Sementara Hasa terus melanjutkan
cerita kenangan dan candaannya yang membuat kami semua puas tertawa, diam – diam
aku mengamati pengunjung sekitar kafetaria.
Tak sedikit yang mencuri – curi pandang kearah meja kami. Sebagian ikut
tertawa kecil, sebagian lain mendelik sinis setiap kali suara tawa terdengar
menggelegar dari meja kami. Ruang bicara di kafetaria itu seolah terdominasi di
satu meja yang ikut aku duduki.
Disudut sana, aku melihat bangku
yang terpojok diantara jendela dan tembok. Terletak agak jauh dari sinyal
kebisingan meja ini. Dulu, itu akan menjadi posisi favoritku di setiap
kafetaria manapun juga. Terduduk diam menikmati buku yang kubaca atau sekedar
mengerjakan tugas sambil bermain game online.
Aku bahkan tak mau peduli dengan meja meja yang bising dan mengganggu. Tapi
sekarang aku berada di meja yang tak pernah mau aku pedulikan itu.
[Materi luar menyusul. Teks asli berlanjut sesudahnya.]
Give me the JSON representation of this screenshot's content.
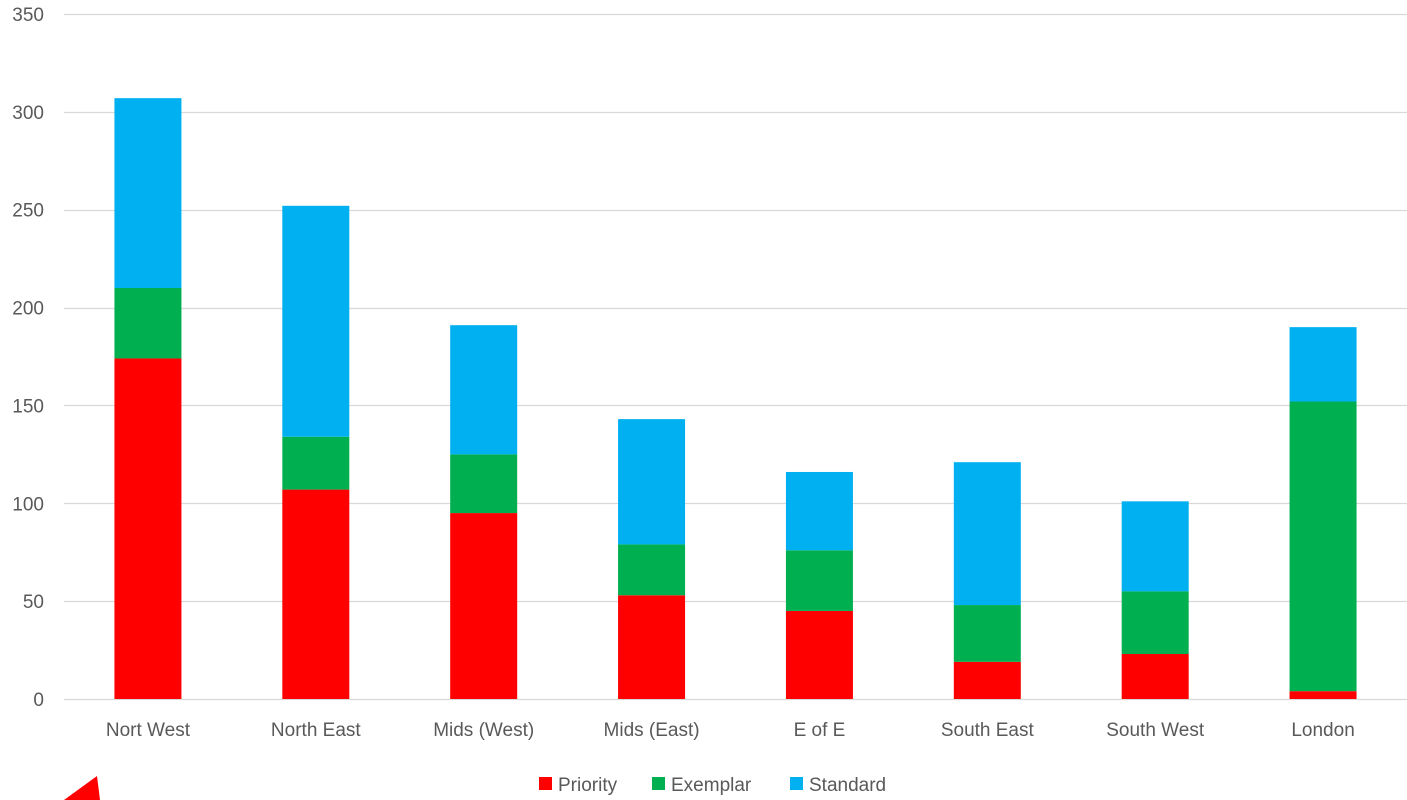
{
  "chart_data": {
    "type": "bar",
    "stacked": true,
    "categories": [
      "Nort West",
      "North East",
      "Mids (West)",
      "Mids (East)",
      "E of E",
      "South East",
      "South West",
      "London"
    ],
    "series": [
      {
        "name": "Priority",
        "color": "#ff0000",
        "values": [
          174,
          107,
          95,
          53,
          45,
          19,
          23,
          4
        ]
      },
      {
        "name": "Exemplar",
        "color": "#00b050",
        "values": [
          36,
          27,
          30,
          26,
          31,
          29,
          32,
          148
        ]
      },
      {
        "name": "Standard",
        "color": "#00b0f0",
        "values": [
          97,
          118,
          66,
          64,
          40,
          73,
          46,
          38
        ]
      }
    ],
    "ylim": [
      0,
      350
    ],
    "yticks": [
      0,
      50,
      100,
      150,
      200,
      250,
      300,
      350
    ],
    "grid": true,
    "legend_position": "bottom"
  },
  "decor": {
    "corner_mark_icon": "red-triangle-icon",
    "corner_mark_color": "#ff0000"
  }
}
Rasanya
lucu.
“Aley, mana korekku?”
Hasa menyikutku, aku membuang nafas
panjang. Padahal sejak tadi aku berusaha meminimalisir asap rokok yang kuhirup.
Hasa dan kawan-kawannya sama sama perokok, dan sambil berbincang mereka bisa
menghabiskan banyak puntung rokok. Padahal dia bilang sudah bertekad hidup
sehat, tapi dia sendiri bahkan tak sebegitu tegas pada dirinya.
Aku mengangkat dagu menunjuk kearah
gelasku yang menghalangi korek Hasa. Sebelum mengambilnya, dia memasang
cengirannya dahulu padaku, seperti bocah yang meminta izin bermain pada sang
Ibu. Sejurus kemudian dia menyulut rokoknya dan lanjut bercerita.
Meja ini kembali riuh dengan gelak
tawa yang memenuhi ruang bicara kafetaria.